Don’t Reinforce Them
What happens with a lot of these indecisive bosses is they get lots of love, at least in the short term, for this enthusiastic, “I love you” kind of behavior. Yet they don’t get the kind of consequences they deserve for letting ideas slip and slide around, without any real action being made. Hence, what you need to do is not reinforce your boss. Do not give them any positive facial expressions or a grateful tone of voice, if all they’re doing is blowing sunshine at you.
Instead, you want to reserve your reinforcement for situations where they’re actually making a call. If you can see them deciding something or moving an idea forward, then be sure to reinforce that by saying, “I know this was a really tough call. I think that we’re going to be in a much better position now that you’ve made this decision.” You can do that even if the call didn’t go your way. If your boss understands that decisiveness gets them your respect, more than just giving you fake niceties all the time, then that’s going to encourage them to start making the decisions that have been backlogged.

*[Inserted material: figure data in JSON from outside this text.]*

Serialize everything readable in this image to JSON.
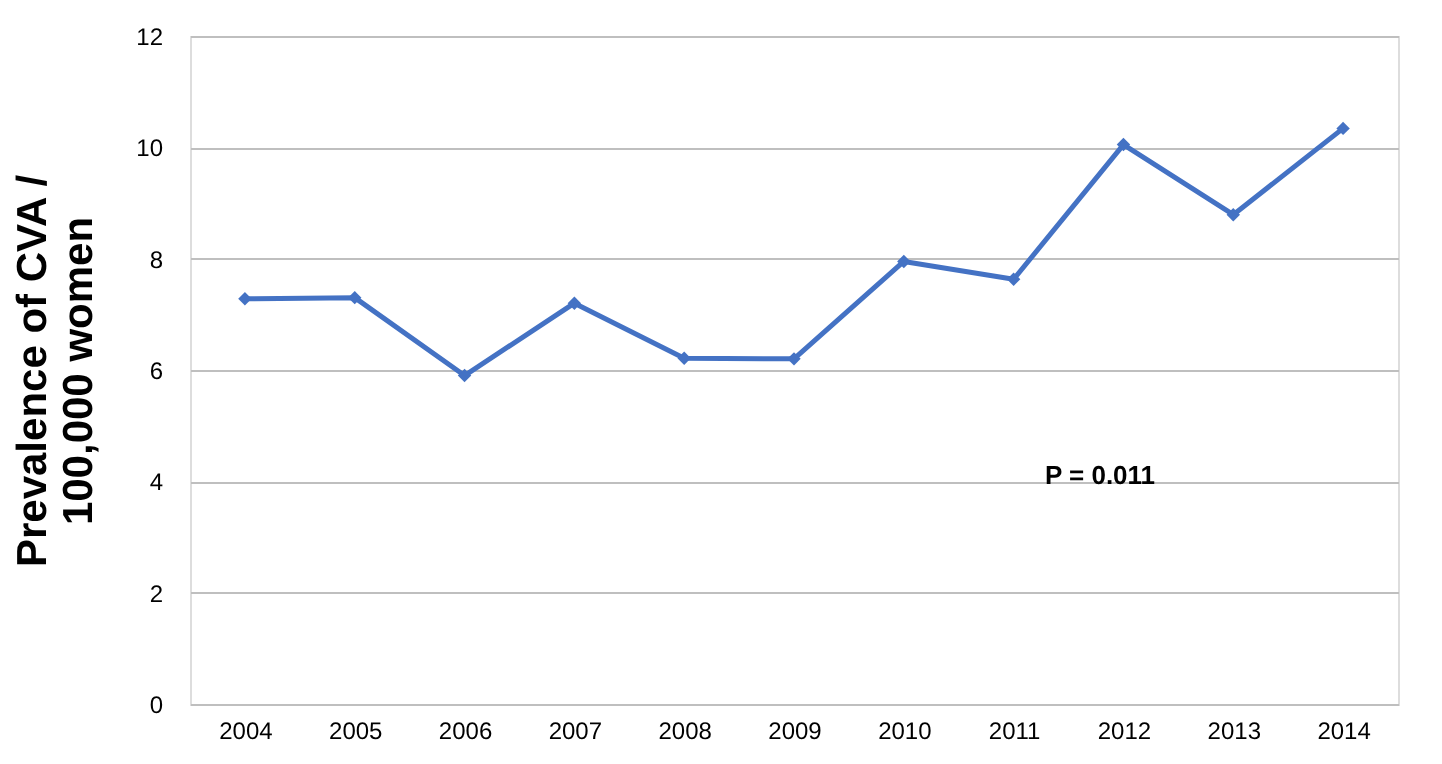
{
  "chart_data": {
    "type": "line",
    "ylabel": "Prevalence  of CVA /\n100,000 women",
    "categories": [
      "2004",
      "2005",
      "2006",
      "2007",
      "2008",
      "2009",
      "2010",
      "2011",
      "2012",
      "2013",
      "2014"
    ],
    "series": [
      {
        "color": "#4472c4",
        "values": [
          7.28,
          7.3,
          5.9,
          7.2,
          6.21,
          6.2,
          7.95,
          7.63,
          10.05,
          8.79,
          10.34
        ]
      }
    ],
    "ylim": [
      0,
      12
    ],
    "yticks": [
      0,
      2,
      4,
      6,
      8,
      10,
      12
    ],
    "grid": "y",
    "marker": "diamond",
    "line_style": "solid",
    "annotations": [
      "P = 0.011"
    ]
  }
}
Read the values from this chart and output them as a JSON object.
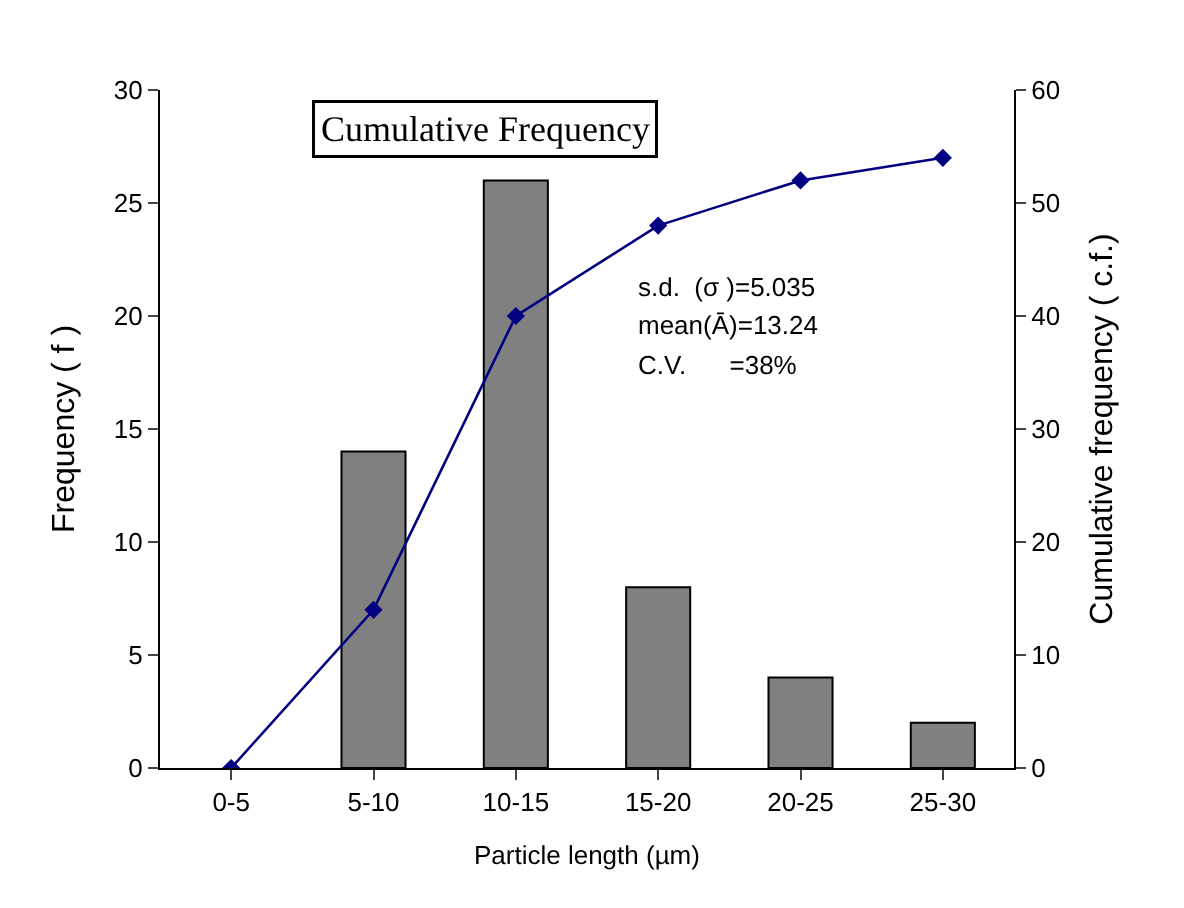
{
  "chart_data": {
    "type": "bar",
    "title": "Cumulative Frequency",
    "xlabel": "Particle length (µm)",
    "ylabel": "Frequency ( f )",
    "y2label": "Cumulative frequency ( c.f.)",
    "categories": [
      "0-5",
      "5-10",
      "10-15",
      "15-20",
      "20-25",
      "25-30"
    ],
    "series": [
      {
        "color": "#808080",
        "values": [
          0,
          14,
          26,
          8,
          4,
          2
        ]
      },
      {
        "type": "line",
        "axis": "y2",
        "color": "#000080",
        "marker": "diamond",
        "values": [
          0,
          14,
          40,
          48,
          52,
          54
        ]
      }
    ],
    "ylim": [
      0,
      30
    ],
    "yticks": [
      0,
      5,
      10,
      15,
      20,
      25,
      30
    ],
    "y2lim": [
      0,
      60
    ],
    "y2ticks": [
      0,
      10,
      20,
      30,
      40,
      50,
      60
    ],
    "annotations": [
      "s.d.  (σ )=5.035",
      "mean(Ā)=13.24",
      "C.V.      =38%"
    ]
  }
}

Shifting your reinforcement and positive attention from situations where they’re showing you the love, to situations where they’re showing you the plan, is much better for everyone on the team.
Use the Coping Strategies
It can be hard to work for an indecisive boss, but by putting some strategies into place, you can make your work life and the lives of your teammates much easier. By staying calm and presenting risks upfront so that they don’t come back to bite you later on is a great starting point with any wishy-washy boss. Make sure where there’s the possibility to present multiple options at the same time, so that they have a perspective on the pros and cons and actually have to come to a decision. Then, really save your lavish praise for situations where they make a tough call as opposed to just situations where they take the easy way out and blind you with positive affirmations.
These tips will help you to cope a little bit more effectively and in some cases, they will likely even change your boss’s behavior, making them the better boss that you deserve.